Henry D. Thoreau Essays: A Fully Annotated Edition
edited by Jeffrey S. Cramer
Yale University Press
Here’s something you might not know about Thoreau: even after he was a published writer he worked in the family pencil business, and contributed several technical innovations to the art of pencil making.
Here’s something else: when Thoreau stayed for a year in the cabin on Walden Pond, there were active railroad tracks skirting one edge of the pond, so every day as he was writing about nature, he heard trains roar by.
These tidbits (gleaned from Robert D. Richardson’s excellent biography, Henry Thoreau: A Life of the Mind) remind us that in the mid-19th century Thoreau shared a lot of recognizably modern life. That includes his experience as a freelance writer, hunting for assignments in New York and wasting time and energy trying to get paid on time, or at all.
As a writer his engagement with the economic, political and technological contexts of his time emerges most directly in essays he wrote for periodicals. To his observations he brought deep scholarship in Western but also Eastern literature and philosophy, and a keen appreciation of Native American cultures. Best known—and best represented in this selection—were his moral and political passions on the subject of slavery, and all it meant to America and mankind. His essay on civil disobedience is not only eloquent but historically important, a model for Gandhi and Martin Luther King.
What distinguishes this volume however is not the selection of essays—they add only one short piece to those in such standard collections as Thoreau: The Major Essays published in 1972. This is the latest in a series of annotated editions of Thoreau’s works by Jeffrey S. Cramer, published by Yale in the same format.
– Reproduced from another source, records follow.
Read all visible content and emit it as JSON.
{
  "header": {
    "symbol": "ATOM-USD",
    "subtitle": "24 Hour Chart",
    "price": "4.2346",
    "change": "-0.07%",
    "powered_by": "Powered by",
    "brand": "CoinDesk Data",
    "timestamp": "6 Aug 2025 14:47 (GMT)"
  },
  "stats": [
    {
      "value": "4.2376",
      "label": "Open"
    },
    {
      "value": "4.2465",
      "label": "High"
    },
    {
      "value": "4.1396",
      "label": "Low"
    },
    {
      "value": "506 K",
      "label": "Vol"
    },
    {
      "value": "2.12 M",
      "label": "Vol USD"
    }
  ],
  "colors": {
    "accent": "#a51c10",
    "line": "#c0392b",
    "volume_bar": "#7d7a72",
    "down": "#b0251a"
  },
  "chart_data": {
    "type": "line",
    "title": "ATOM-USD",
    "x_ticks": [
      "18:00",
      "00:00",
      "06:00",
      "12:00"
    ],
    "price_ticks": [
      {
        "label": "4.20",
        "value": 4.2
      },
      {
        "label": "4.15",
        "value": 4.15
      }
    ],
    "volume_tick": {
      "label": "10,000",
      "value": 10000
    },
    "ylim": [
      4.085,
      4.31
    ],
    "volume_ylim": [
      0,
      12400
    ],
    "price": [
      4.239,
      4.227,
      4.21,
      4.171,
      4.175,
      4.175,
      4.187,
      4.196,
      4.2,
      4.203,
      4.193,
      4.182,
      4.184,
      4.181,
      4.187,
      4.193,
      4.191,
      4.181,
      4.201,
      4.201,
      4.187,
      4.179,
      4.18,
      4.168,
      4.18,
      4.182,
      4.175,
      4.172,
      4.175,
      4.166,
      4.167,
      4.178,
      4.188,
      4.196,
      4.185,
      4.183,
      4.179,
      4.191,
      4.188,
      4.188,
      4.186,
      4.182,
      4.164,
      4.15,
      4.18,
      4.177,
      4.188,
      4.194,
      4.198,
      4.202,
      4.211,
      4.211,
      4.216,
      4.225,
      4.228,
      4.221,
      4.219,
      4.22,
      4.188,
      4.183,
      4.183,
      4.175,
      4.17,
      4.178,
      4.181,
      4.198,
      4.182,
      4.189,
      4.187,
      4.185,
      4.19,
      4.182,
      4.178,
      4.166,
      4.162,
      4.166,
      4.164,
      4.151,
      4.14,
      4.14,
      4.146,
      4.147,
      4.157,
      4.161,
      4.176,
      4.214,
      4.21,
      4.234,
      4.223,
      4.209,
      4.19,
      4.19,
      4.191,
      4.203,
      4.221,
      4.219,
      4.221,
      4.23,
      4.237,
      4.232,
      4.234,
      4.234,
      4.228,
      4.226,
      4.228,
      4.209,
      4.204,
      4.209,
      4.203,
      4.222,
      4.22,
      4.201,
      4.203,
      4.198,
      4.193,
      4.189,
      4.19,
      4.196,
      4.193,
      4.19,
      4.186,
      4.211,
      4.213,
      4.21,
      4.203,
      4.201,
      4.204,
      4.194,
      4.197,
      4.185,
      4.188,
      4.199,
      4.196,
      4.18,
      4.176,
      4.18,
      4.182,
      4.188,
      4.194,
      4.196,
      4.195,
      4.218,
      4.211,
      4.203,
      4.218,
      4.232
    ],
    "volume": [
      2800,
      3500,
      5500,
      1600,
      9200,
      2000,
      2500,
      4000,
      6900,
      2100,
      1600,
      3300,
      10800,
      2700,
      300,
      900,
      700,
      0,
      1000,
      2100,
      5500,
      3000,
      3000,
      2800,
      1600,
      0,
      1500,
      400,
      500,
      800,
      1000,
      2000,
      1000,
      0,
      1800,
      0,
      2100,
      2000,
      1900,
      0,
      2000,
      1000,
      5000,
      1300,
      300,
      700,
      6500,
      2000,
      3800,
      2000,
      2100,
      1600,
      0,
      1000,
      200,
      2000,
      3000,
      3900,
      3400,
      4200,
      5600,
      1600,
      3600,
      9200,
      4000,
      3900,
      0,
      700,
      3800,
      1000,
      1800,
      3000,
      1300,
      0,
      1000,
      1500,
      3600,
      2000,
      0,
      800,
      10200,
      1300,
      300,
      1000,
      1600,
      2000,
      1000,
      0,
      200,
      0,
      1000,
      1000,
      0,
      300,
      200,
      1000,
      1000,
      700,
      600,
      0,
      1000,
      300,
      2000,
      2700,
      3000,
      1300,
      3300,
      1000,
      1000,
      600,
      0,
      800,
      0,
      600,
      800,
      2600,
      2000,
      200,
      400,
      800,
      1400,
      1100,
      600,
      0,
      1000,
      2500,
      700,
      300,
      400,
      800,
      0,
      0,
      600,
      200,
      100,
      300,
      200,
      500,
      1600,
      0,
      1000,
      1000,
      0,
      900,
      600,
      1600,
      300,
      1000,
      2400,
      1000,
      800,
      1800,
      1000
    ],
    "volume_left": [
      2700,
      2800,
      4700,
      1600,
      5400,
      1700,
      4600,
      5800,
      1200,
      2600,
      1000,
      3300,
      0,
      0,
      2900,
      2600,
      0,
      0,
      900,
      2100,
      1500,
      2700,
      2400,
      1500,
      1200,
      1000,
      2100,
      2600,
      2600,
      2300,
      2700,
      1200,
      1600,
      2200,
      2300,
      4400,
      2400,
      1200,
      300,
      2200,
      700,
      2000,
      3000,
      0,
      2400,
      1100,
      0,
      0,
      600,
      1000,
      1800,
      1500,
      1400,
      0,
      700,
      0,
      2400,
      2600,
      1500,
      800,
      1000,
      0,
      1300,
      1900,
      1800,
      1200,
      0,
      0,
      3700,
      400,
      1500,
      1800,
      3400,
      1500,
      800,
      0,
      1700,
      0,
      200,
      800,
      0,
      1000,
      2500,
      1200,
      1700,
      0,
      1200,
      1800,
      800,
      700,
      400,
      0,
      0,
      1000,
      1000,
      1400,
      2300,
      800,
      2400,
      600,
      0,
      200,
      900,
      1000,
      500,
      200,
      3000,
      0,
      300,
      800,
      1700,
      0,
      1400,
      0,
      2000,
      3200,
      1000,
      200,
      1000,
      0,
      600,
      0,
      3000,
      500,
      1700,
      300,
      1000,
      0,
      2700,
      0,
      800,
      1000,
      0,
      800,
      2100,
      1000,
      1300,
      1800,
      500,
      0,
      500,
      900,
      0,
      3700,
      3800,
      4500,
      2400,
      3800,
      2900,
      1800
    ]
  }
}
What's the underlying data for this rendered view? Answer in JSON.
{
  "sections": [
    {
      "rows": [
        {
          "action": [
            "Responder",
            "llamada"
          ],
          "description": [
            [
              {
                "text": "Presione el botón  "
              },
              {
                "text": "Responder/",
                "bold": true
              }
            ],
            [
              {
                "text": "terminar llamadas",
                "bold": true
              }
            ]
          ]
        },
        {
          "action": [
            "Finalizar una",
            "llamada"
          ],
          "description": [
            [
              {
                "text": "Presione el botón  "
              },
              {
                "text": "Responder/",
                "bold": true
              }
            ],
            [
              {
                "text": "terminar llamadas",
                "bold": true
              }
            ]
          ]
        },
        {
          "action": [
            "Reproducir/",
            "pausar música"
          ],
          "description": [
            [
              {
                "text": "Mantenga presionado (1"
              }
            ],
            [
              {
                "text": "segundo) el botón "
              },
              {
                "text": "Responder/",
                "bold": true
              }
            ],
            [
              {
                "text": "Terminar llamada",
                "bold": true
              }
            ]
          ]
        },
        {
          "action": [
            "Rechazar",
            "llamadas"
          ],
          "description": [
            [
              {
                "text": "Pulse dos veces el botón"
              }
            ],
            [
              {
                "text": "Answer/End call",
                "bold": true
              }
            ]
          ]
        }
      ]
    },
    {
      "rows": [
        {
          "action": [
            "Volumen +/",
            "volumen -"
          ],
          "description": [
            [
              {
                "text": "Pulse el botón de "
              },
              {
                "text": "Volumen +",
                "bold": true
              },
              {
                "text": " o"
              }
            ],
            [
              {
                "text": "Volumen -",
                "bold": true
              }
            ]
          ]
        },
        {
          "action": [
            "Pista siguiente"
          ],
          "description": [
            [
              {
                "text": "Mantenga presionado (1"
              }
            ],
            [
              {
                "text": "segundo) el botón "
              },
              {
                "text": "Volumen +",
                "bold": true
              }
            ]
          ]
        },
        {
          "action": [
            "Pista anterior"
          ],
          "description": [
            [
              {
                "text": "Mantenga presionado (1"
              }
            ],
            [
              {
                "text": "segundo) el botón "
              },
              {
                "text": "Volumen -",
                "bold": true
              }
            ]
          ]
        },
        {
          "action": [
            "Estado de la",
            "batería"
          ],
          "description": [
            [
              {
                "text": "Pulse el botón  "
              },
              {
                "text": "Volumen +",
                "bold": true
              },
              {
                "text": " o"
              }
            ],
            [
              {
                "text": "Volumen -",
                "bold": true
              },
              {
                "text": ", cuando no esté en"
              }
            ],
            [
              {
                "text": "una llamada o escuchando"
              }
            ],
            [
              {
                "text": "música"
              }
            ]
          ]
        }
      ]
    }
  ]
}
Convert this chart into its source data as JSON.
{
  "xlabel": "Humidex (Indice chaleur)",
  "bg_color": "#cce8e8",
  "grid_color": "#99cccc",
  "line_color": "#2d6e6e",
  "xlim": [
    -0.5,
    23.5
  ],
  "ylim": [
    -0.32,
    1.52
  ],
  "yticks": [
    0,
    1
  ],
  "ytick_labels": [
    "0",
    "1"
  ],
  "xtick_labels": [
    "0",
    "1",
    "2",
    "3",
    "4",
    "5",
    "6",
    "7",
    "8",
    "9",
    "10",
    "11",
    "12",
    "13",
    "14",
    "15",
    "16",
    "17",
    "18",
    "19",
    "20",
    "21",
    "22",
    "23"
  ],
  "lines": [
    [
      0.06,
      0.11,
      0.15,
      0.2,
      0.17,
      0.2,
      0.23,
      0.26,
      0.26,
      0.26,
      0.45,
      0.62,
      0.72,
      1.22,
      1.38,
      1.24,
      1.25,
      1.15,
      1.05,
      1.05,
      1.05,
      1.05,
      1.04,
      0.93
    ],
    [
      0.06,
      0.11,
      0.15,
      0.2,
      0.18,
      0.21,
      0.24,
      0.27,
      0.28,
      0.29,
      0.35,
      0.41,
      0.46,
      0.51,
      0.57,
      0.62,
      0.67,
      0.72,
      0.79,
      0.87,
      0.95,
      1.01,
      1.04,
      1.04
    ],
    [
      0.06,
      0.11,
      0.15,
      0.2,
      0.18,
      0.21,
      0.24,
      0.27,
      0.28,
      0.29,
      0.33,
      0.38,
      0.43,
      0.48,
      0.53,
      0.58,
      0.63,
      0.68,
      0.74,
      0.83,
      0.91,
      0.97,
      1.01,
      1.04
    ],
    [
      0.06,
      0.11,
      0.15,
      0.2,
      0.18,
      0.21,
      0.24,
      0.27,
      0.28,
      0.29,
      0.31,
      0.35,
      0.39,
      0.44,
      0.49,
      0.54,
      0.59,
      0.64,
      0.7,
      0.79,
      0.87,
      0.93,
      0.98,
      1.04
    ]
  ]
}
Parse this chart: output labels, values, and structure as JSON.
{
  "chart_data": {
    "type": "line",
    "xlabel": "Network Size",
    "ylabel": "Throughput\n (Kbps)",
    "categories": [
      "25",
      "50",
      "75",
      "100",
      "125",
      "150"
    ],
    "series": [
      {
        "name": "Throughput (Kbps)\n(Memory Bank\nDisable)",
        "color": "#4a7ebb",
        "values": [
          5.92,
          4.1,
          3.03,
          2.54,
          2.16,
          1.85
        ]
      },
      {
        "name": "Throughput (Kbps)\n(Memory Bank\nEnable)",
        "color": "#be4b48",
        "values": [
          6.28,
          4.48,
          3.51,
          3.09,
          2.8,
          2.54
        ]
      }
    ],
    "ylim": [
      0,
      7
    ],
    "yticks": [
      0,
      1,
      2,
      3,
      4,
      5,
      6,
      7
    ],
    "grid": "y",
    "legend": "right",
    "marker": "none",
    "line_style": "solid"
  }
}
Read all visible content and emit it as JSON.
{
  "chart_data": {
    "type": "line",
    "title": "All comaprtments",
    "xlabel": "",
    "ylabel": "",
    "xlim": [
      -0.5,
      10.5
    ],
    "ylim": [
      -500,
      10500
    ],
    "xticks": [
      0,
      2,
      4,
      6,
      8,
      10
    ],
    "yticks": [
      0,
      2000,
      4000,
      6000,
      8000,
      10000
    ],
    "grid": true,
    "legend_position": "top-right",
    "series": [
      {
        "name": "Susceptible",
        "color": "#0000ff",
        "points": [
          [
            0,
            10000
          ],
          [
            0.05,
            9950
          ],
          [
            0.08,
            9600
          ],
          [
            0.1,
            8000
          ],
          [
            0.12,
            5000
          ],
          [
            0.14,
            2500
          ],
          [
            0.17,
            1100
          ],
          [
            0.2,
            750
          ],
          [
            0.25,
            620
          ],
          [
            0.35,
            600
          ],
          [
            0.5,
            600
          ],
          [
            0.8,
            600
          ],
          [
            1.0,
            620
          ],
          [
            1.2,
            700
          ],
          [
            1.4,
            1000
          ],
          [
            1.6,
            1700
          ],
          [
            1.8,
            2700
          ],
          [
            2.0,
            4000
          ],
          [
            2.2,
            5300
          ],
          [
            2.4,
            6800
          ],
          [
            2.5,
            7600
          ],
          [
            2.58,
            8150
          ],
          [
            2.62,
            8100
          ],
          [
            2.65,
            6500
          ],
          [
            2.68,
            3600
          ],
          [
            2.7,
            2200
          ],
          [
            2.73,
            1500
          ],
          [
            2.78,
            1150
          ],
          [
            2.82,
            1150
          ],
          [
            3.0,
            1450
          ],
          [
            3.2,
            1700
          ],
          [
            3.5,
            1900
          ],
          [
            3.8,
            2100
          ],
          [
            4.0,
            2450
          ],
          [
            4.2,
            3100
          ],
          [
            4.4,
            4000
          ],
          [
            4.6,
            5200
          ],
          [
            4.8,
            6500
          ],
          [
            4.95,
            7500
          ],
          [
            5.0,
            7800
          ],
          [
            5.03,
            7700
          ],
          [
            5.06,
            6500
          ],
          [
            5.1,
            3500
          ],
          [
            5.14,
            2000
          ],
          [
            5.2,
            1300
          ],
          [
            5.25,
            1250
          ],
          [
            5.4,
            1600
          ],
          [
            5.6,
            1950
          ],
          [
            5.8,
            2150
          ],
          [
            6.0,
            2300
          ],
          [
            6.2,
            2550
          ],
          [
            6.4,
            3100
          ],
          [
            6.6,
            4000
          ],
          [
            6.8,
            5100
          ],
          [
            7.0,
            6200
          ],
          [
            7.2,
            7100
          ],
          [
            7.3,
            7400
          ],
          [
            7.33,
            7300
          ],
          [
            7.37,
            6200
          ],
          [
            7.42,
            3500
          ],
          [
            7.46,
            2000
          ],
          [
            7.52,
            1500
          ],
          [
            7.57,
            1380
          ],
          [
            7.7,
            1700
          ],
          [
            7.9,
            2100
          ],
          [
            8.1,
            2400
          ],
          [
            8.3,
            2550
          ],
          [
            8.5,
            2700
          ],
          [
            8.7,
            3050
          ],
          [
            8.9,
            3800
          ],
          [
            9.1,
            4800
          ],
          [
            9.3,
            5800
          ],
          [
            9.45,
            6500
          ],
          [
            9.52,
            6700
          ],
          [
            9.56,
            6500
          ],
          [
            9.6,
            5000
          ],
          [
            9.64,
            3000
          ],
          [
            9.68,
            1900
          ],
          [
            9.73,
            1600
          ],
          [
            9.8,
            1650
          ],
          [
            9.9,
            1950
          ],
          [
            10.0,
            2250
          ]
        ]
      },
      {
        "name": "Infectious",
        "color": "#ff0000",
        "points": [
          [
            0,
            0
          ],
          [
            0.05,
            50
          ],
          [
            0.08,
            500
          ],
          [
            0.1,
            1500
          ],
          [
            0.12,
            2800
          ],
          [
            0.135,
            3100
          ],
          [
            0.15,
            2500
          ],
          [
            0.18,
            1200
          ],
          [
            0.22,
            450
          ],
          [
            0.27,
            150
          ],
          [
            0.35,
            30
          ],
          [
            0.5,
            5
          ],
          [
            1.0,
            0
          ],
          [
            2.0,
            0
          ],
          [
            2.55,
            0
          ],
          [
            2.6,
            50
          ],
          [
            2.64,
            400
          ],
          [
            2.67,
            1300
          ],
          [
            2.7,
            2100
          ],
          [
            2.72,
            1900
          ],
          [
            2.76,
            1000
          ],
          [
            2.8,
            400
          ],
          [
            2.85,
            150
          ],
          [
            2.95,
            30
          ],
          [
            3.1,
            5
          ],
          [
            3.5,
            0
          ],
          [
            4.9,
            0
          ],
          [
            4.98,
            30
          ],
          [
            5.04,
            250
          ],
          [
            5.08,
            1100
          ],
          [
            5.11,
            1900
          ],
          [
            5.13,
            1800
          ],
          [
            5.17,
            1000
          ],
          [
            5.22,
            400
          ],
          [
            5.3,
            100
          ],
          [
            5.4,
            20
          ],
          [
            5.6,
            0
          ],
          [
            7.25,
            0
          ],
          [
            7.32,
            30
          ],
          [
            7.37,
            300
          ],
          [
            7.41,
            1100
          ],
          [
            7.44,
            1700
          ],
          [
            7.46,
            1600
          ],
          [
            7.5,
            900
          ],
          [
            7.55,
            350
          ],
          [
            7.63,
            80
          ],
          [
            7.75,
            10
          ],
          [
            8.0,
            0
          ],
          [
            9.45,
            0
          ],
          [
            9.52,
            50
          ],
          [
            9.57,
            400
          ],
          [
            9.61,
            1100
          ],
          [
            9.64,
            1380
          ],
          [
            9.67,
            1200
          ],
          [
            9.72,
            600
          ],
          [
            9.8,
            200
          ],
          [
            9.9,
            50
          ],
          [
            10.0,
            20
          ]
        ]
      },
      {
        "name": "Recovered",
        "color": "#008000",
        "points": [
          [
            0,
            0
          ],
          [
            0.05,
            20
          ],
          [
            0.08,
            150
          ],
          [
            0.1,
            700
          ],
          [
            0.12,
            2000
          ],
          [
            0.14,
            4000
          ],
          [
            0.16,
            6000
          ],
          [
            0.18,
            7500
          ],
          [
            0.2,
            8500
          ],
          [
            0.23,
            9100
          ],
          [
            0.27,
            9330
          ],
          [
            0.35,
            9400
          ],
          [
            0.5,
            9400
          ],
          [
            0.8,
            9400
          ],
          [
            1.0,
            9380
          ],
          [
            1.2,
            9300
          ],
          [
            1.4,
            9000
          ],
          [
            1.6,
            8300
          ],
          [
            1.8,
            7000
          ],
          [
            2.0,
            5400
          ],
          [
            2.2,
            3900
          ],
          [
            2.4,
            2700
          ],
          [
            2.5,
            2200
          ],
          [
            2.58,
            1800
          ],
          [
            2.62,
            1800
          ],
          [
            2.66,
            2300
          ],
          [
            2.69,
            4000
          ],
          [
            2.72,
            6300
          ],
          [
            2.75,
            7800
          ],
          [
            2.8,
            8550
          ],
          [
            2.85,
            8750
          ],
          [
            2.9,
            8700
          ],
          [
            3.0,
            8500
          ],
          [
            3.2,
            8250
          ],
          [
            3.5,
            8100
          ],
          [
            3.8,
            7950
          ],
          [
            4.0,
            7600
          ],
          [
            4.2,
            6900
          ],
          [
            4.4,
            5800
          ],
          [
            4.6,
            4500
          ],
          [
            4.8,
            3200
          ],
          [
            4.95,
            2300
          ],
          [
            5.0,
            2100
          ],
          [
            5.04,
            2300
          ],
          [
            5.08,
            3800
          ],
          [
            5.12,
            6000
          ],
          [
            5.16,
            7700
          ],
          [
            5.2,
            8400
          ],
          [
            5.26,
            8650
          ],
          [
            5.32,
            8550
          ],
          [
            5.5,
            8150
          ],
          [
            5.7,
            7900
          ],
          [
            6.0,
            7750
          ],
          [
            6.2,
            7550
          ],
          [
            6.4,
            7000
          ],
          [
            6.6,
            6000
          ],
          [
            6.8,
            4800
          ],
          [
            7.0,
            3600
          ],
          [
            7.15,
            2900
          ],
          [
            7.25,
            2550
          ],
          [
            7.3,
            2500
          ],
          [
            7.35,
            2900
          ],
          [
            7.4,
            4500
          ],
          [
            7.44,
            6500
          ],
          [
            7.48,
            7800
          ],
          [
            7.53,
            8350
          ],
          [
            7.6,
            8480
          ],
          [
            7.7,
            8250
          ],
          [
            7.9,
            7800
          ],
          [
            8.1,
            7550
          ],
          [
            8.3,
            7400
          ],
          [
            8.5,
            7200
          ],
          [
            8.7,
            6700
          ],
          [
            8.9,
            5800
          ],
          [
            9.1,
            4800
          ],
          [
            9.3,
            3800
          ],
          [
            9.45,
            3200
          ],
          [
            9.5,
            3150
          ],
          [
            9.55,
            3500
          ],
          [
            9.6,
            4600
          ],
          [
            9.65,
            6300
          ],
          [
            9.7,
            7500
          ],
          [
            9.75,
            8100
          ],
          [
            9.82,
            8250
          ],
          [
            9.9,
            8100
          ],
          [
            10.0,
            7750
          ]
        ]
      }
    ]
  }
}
On facing pages, the outer columns are annotations and the inner two columns are text.
To my eye this is an uncongenial arrangement, certainly for reading the text but also for the annotations. Either they crowd against the text, or the text is marooned between equal columns of white space. So the attraction must be the annotations themselves, which are indeed helpful as they clarify word meanings and topical and literary references.
But with a couple of exceptions, the essays themselves are to my mind the least interesting of Thoreau’s writings. The books are more artful and entrancing, and the journal entries more striking and immediate. Still, these essays contribute to our understanding of Thoreau and especially of Thoreau in his times. They have their champions who will likely find them enhanced by the annotations.
So precise were Thoreau’s observations of plant cycles and seasons that scientists today use them to measure the effects of climate change. But the essays in particular place him more actively in the public world. (Perhaps most interesting for today is the essay on a book that prophesied wind and solar power.) They help correct the quick stereotype of Thoreau as airily (or earthily) detached from his times.